There is nothing you can do with malloc that you can't do with new (though the converse doesn't hold). However if you've already allocated the memory in separate blocks, you will have to allocate new (contiguous) memory in order to get a connected block (with either malloc or new). The code you show allocates m non-contiguous n-sized blocks. To get an array with contiguous memory from this, you would need
int MN = m*n;
B = new double[MN];
for (int i=0; i<MN; ++i)
B[i] = A[ i/N ] [ i%N ];
Ok, if the task is to maintain a single block of memory, but keep [][] way of addressing it, I'd try a few tricks with classes. The first one is an inside proxy:
class CoordProxy
{
private:
int coordX;
int arrayWidth;
int * dataArray;
public:
CoordProxy(int * newArray, int newArrayWidth, int newCoordX)
{
coordX = newCoordX;
arrayWidth = newArrayWidth;
dataArray = newArray;
}
int & operator [](int newCoordY)
{
return (dataArray[newCoordY * arrayWidth + coordX]);
}
};
class CoordsWrapper
{
private:
int * dataArray;
int width;
int height;
public:
CoordsWrapper(int * newArray, int newWidth, int newHeight)
{
dataArray = newArray;
width = newWidth;
height = newHeight;
}
CoordProxy operator[] (int coordX)
{
return CoordProxy(dataArray, width, coordX);
}
};
int main(int argc, char * argv[])
{
int * a = new int[4 * 4];
ZeroMemory(a, 4 * 4 * sizeof(int));
CoordsWrapper w(a, 4, 4);
w[0][0] = 10;
w[0][1] = 20;
w[3][3] = 30;
std::for_each(&a[0], &a[4 * 4], [](int x) { printf("%d ", x); });
delete[] a;
}
Note, that this is not time-efficient, but extremely memory efficient: uses 4 ints and 2 pointers more than original class.

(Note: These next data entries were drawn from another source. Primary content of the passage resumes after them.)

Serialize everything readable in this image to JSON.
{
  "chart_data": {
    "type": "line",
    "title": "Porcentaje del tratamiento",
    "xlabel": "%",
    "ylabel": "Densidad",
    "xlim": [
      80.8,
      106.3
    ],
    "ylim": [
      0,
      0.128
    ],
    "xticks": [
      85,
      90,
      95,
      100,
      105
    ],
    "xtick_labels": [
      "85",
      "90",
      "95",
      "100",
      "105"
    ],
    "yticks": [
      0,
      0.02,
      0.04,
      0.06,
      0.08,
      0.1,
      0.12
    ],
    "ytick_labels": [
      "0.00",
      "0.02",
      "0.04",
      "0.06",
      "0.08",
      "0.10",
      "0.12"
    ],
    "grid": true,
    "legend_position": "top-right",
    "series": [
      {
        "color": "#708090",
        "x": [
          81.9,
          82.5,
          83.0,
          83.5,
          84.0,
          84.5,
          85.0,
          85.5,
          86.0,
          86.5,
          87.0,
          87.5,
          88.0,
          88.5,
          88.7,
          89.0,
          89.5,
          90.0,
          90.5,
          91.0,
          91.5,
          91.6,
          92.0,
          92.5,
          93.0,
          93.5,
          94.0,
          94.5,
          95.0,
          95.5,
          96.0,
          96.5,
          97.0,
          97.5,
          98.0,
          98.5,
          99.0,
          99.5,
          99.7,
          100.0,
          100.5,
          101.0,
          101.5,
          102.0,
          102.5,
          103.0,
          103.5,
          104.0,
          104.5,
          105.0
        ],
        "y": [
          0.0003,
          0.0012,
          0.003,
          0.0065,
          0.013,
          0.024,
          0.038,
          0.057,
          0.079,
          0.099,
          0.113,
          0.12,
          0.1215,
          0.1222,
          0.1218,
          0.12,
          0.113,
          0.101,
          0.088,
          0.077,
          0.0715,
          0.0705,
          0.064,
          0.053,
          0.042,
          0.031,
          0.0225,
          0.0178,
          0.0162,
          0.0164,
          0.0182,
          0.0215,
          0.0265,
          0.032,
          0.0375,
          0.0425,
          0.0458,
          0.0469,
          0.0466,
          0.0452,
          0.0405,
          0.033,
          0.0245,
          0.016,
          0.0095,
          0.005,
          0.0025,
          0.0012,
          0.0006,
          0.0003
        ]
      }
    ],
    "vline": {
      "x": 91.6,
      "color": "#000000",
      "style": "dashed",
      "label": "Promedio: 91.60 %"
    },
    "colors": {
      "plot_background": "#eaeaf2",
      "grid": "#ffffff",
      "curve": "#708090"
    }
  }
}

There's even nicer and a lot faster solution, but you would have to resign from [][] notation in favor of (,) notation:
class CoordsWrapper2
{
private:
int * data;
int width;
int height;
public:
CoordsWrapper2(int * newData, int newWidth, int newHeight)
{
data = newData;
width = newWidth;
height = newHeight;
}
inline int & Data(int x, int y)
{
return data[y * width + x];
}
};
int main(int argc, char * argv[])
{
int * a = new int[4 * 4];
ZeroMemory(a, 4 * 4 * sizeof(int));
CoordsWrapper2 w(a, 4, 4);
w.Data(0, 0) = 10;
w.Data(0, 1) = 20;
w.Data(3, 3) = 30;
std::for_each(&a[0], &a[4 * 4], [](int x) { printf("%d ", x); });
delete[] a;
}
Note the inline directive. It suggests the compiler to replace the method call for actual source code, which make it a little faster. This solution is even more memory efficient and a either a tiny bit less or equally time efficient as classic indexing.